Keywords: Dairy products; Melamine; Liquid chromatography; Mass spectrometry
Introduction
Melamine (IUPAC name: 1,3,5-triazine-2,4,6-triamine) is an organic molecule with a molecular formula C3H6N6 and molar mass 126.12 g/mol. Chemical structure of melamine is shown in Figure 1. It is a white solid at room temperature and is an organic base in nature. Melamine has a wide range of applications, it is used to manufacture many different useful commercial products, such as tableware, polymeric cleaning foam sponge, colorant inks and fire-retardant additives. However, some manufacturers illegally added melamine to food products.
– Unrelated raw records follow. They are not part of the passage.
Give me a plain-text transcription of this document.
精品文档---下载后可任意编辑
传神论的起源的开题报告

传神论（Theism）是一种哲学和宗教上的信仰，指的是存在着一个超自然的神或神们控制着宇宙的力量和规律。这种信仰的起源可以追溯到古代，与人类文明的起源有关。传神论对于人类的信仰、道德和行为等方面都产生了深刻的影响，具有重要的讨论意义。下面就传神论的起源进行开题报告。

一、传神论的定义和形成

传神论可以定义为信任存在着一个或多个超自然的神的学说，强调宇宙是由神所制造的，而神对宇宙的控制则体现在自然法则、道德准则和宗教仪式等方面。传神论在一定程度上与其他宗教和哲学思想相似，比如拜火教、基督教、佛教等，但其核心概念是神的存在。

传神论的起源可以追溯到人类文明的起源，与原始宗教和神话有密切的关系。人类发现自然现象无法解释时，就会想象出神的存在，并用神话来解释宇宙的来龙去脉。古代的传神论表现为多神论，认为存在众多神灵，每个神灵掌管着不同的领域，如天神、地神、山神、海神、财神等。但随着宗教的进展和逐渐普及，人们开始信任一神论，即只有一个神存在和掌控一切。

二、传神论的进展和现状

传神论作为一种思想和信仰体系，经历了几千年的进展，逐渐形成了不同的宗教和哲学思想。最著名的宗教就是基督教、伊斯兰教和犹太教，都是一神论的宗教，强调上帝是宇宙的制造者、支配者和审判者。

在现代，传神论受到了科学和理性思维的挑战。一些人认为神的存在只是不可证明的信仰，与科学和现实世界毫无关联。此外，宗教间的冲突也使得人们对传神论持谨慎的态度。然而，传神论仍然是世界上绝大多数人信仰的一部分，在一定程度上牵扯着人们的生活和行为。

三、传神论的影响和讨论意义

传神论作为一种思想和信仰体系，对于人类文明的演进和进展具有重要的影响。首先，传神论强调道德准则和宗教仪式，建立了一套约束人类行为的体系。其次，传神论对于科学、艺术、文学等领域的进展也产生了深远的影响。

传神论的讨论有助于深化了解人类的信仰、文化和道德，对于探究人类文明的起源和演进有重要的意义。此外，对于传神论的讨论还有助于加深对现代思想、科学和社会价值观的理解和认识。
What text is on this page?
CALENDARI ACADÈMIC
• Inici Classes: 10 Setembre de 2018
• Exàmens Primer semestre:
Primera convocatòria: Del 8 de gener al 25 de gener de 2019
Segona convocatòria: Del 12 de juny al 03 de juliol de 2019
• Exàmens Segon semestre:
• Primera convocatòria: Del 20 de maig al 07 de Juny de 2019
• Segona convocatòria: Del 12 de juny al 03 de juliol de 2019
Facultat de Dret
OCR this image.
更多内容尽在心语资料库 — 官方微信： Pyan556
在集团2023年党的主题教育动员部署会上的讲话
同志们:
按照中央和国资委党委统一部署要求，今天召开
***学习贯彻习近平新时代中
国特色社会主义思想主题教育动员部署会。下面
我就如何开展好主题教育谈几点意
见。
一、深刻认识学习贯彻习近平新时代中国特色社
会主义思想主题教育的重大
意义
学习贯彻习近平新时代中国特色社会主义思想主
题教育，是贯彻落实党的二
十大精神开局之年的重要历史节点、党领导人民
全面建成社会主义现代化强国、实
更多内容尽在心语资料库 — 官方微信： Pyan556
Melamine-contaminated pet feed causing over thousands of dogs and cats dead from kidney failure in North America in 2007. And after one year, melamine was illegally added to infant formula milk powder causing illnesses and dead of infant and children in China in 2008. (Figure 1)
The regulation of melamine in food is that World Health Organization (WHO) set the tolerable daily intake (TDI) for melamine at 0.2 mg/kg of body weight per day. The Chinese Administration of Quality Supervision, Inspection and Quarantine has reported that the melamine content in dairy products determined was up to 6200 mg/kg which is over thirty thousand times of the melamine limit set by WHO [1]. Dairy products are food products that produced from milk. There are various dairy products in the market, such as milk, powdered milk, infant formula milk powder, ice-cream, butter, cheese and yogurt. According to United States Food and Drug Administration [2], the quality control methods for dairy products involve three major tests: Salmonella test, phosphatase test and penicillin test. Negative results must be obtained from these tests to ensure the dairy products are absence of Salmonella, phosphatase and penicillin. Salmonella is bacteria that can cause typhoid fever, paratyphoid fever, foodborne illness and human death [3]. Phosphatase is used as an indicator in dairy products because the destruction of phosphatase in dairy products coincides with the heat treatment used to kill Mycobacterium tuberculosis and other pathogenic organisms [4]. While penicillin is a group of antibiotics derived from penicillium fungi, it can cause penicillin allergy to human such as anaphylaxis, hives, below-the-skin swelling and asthma symptoms [5]. However, melamine test does not involve in the quality control methods for dairy products. The purpose of illegally adding melamine to dairy products by manufacturer is to elevate the apparent nitrogen content to give a false protein content result of Kjeldahl test method. There are various methods available for the detection of melamine in dairy products, for examples, micellar electrokinetic chromatography (MEKC), enzyme-linked immunosorbent assay (ELISA), liquid chromatography with photodiode-array detection (LC-PAD), gas chromatography with mass spectrometry (GC-MS) and liquid chromatography with mass spectrometry (LC-MS) [6].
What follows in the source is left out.